More work on embedding layers. In this case embedding is combined with value heads.
#transformer
TEON: Tensorized Orthonormalization Beyond Layer-Wise Muon for Large Language Model Pre-Training
(Ruijie Zhang, Yequan Zhao, Ziyue Liu, Zhengyang Wang, Dongyang Li, Yupeng Su, Sijia Liu, Zheng Zhang)
The Muon optimizer has demonstrated strong empirical performance in pre-training large language models by performing matrix-level gradient (or momentum) orthogonalization in each layer independently. In this work, we propose TEON, a principled generalization of Muon that extends orthogonalization beyond individual layers by modeling the gradients of a neural network as a structured higher-order tensor. We present TEON’s improved convergence guarantee over layer-wise Muon, and further develop a practical instantiation of TEON based on the theoretical analysis with corresponding ablation. We evaluate our approach on two widely adopted architectures: GPT-style models, ranging from 130M to 774M parameters, and LLaMA-style models, ranging from 60M to 1B parameters. Experimental results show that TEON consistently improves training and validation perplexity across model scales and exhibits strong robustness under various approximate SVD schemes.
여러 행렬에 대해 Muon 적용.
Muon over multiple matrices.
#optimization
Mano: Restriking Manifold Optimization for LLM Training
(Yufei Gu, Zeke Xie)
While large language models (LLMs) have emerged as a significant advancement in artificial intelligence, the hardware and computational costs for training LLMs are also significantly burdensome.

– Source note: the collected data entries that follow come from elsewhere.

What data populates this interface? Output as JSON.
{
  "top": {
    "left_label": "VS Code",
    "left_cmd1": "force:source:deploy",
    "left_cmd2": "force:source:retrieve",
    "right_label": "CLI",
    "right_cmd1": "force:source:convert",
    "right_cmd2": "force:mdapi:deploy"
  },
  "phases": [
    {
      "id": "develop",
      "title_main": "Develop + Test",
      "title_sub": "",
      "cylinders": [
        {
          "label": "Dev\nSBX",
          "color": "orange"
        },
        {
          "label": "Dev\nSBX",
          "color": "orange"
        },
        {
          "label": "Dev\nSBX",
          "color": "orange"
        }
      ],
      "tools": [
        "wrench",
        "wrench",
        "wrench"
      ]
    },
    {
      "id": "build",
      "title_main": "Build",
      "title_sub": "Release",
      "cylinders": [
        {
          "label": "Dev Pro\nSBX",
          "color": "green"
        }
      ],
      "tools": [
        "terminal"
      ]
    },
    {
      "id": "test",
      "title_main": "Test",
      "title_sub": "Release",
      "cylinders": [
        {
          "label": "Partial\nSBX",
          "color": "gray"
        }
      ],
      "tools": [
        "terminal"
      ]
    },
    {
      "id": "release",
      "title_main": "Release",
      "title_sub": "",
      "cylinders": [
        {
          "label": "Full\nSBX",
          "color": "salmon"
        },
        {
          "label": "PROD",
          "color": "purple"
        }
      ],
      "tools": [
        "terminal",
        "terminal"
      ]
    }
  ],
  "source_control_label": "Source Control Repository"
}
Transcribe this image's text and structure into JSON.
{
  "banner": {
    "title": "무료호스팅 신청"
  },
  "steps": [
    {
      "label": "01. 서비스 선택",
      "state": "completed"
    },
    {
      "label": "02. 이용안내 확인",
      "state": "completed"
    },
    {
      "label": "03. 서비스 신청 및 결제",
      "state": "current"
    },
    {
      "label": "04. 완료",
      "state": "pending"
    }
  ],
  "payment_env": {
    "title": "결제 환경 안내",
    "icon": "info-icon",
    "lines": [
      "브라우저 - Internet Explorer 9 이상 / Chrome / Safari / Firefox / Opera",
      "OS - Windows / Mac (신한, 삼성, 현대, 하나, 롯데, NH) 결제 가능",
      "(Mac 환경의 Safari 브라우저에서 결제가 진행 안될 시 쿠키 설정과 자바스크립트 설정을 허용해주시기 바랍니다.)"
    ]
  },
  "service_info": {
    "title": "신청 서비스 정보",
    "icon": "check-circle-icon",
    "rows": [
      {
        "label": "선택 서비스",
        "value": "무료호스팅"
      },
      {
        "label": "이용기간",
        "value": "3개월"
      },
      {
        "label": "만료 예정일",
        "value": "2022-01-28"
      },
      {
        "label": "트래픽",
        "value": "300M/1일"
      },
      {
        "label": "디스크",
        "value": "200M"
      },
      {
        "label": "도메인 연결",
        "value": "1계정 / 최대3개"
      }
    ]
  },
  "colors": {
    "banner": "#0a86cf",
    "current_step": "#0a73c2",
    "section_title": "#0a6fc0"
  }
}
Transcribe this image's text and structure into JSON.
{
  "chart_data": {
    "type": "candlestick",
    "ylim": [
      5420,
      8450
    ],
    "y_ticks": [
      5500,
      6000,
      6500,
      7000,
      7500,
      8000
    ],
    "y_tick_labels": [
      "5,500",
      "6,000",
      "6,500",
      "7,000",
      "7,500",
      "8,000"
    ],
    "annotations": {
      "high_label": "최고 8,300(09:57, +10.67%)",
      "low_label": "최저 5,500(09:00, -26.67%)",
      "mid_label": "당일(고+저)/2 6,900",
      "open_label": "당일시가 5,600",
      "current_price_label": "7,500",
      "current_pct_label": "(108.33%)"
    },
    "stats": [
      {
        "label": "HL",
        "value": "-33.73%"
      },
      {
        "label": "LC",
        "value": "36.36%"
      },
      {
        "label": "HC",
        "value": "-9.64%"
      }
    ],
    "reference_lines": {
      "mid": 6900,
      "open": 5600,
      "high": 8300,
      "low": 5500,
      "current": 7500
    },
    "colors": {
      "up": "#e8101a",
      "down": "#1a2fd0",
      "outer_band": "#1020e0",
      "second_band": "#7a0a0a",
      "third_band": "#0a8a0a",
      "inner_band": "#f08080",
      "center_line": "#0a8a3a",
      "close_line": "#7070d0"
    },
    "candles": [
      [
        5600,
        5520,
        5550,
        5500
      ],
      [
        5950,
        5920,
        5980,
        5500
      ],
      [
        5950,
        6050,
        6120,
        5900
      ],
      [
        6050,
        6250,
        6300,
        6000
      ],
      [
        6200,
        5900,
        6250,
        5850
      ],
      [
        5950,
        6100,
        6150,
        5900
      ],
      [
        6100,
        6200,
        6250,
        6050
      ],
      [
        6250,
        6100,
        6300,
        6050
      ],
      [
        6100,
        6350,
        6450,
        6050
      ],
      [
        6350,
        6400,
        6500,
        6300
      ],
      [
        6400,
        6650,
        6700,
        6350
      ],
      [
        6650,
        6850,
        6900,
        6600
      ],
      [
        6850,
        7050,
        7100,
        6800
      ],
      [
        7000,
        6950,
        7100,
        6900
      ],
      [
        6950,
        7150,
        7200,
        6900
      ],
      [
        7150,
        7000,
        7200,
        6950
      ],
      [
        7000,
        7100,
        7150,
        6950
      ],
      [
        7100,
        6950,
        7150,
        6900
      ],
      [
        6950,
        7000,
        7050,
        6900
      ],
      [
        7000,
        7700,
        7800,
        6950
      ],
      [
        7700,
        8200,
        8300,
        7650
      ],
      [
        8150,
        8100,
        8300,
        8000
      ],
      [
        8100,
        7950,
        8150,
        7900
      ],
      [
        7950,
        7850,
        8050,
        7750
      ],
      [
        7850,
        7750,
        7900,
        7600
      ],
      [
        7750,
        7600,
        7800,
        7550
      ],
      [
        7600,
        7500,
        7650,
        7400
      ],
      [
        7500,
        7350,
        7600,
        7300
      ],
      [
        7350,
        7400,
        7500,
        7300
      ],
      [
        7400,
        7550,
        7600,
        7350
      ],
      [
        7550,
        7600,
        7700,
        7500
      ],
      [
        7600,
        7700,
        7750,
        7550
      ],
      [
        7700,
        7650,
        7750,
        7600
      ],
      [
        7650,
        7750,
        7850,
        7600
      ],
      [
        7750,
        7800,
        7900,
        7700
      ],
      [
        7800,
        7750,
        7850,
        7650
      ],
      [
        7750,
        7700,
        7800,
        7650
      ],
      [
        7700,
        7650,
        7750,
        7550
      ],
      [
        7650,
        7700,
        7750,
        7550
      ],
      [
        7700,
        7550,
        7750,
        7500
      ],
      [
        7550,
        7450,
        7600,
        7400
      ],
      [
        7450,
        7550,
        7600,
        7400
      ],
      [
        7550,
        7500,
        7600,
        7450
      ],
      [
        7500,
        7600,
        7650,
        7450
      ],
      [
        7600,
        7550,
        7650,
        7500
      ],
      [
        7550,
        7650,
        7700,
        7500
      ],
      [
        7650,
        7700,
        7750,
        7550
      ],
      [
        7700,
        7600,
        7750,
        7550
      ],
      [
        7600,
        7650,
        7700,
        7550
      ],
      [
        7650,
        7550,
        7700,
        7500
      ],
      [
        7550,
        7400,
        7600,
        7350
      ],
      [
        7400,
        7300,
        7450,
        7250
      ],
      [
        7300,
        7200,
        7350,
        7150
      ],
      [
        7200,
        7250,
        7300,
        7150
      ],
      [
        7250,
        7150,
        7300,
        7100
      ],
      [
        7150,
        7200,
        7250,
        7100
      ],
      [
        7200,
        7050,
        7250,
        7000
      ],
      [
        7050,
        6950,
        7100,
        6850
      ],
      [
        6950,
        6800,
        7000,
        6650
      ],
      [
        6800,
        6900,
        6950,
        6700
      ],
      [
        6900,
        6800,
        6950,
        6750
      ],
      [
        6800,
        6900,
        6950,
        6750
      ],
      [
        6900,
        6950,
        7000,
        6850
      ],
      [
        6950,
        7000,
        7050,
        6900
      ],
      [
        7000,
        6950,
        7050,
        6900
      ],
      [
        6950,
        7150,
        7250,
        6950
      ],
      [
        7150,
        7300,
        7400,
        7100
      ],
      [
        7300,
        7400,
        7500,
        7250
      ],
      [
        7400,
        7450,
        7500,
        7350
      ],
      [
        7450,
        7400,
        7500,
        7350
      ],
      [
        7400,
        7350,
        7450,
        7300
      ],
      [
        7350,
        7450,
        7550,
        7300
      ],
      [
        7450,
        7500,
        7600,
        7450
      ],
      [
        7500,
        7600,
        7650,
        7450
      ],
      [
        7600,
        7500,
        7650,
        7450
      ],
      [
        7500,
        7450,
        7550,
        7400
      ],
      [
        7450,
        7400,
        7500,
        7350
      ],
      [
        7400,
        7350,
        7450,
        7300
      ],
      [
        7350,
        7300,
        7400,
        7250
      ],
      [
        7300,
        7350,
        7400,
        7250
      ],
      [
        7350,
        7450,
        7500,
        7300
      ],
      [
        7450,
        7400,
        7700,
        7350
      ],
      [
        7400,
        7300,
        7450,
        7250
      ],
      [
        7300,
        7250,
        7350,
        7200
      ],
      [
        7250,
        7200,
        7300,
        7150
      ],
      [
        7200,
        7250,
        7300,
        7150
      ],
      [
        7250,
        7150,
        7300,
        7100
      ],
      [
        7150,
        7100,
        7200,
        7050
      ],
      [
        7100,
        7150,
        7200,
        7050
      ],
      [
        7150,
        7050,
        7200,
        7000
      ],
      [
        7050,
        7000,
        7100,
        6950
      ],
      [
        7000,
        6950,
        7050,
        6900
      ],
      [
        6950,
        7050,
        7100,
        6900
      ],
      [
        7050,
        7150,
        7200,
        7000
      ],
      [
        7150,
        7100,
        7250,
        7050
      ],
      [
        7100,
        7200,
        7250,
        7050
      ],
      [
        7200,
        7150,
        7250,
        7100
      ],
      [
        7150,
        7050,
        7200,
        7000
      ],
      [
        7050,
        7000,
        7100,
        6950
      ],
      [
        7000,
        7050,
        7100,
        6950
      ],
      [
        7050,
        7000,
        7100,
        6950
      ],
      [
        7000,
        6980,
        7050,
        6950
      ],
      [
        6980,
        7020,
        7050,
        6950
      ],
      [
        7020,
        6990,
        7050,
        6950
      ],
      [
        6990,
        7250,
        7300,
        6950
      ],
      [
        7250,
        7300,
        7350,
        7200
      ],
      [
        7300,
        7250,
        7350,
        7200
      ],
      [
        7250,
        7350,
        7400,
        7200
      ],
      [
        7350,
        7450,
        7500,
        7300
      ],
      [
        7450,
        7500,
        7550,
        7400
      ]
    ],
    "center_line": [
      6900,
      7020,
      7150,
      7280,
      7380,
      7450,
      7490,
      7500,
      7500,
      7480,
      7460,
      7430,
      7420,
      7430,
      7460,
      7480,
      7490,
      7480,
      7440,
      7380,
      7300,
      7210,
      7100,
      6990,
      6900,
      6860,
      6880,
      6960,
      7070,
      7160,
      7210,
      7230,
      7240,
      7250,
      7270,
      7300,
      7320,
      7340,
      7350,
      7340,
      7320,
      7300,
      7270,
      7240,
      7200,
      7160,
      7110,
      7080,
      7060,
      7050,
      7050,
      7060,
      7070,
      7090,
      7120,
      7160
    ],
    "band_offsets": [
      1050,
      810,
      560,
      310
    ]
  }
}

Among the state-of-the-art optimizers, AdamW relies on diagonal curvature estimates and ignores structural properties, while Muon applies global spectral normalization at the expense of losing curvature information. In this study, we restriked manifold optimization methods for training LLMs, which may address both optimizers’ limitations, while conventional manifold optimization methods have been largely overlooked due to the poor performance in large-scale model optimization. By innovatively projecting the momentum onto the tangent space of model parameters and constraining it on a rotational Oblique manifold, we propose a novel, powerful, and efficient optimizer Mano that is the first to bridge the performance gap between manifold optimization and modern optimizers. Extensive experiments on the LLaMA and Qwen3 models demonstrate that Mano consistently and significantly outperforms AdamW and Muon even with less memory consumption and computational complexity, respectively, suggesting an expanded Pareto frontier in terms of space and time efficiency.
행렬 축에 대한 정규화와 사영만으로도 최적화에는 충분할지?
Would axis-wise normalization and projection be enough for optimization?
#optimization









Great curation of papers here. The outlier rescaling framing makes a lot of sense when you consider how normalization layers are basically learning to route signal dynamically. We ran into similr behavior when experimenting with quantization last year, and it was alaways unclear whether to treat it as a bug or feature until seeing work like this.